Cargoes for delivery in March to the ports of Amsterdam, Rotterdam and Antwerp (ARA) were bid at $81.00 per tonne on Wednesday afternoon, 30 cents above Tuesday’s close, with no volume traded.

The contract last traded on Feb.5, according to data from the online trading platform globalCOAL.

ARA cargoes for delivery in April were bid at $79.20 a tonne, up $0.15 from the previous settlement of $79.05 and last traded on Jan. 24.

Traders said demand was low as there was little incentive to stock up on coal due to quite a mild winter in Europe so far.

Meanwhile, cargoes for export from South Africa’s Richards Bay Coal Terminal for March delivery traded $0.25 higher at $77.50 a tonne, with 50 lots traded.

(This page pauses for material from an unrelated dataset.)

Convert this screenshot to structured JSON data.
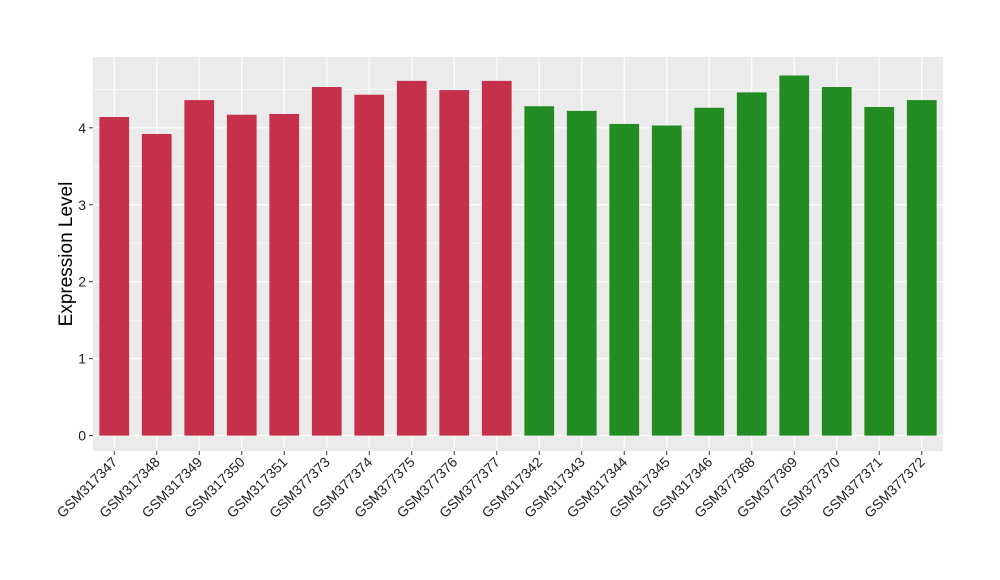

Cargoes for April delivery, however, fell by $1.10 to $76.75 a tonne, on volume of 50 lots.

The decline was likely due to delays in clearing a backlog in coal shipments at the Richards Bay Coal Terminal, traders said.

The Richards Bay Coal Terminal said this week it would take seven weeks to clear a backlog in coal shipments after a week-long outage last week.

South Africa’s national power supplier Eskom said earlier in the week that electricity supplies would be tight over the next few days due to outages at some of its units.

In India, Coal India Ltd, the world’s largest coal miner by output, posted its third straight decline in quarterly profit on Wednesday, on the back of softer prices at coal auctions and lower sales volumes during the period.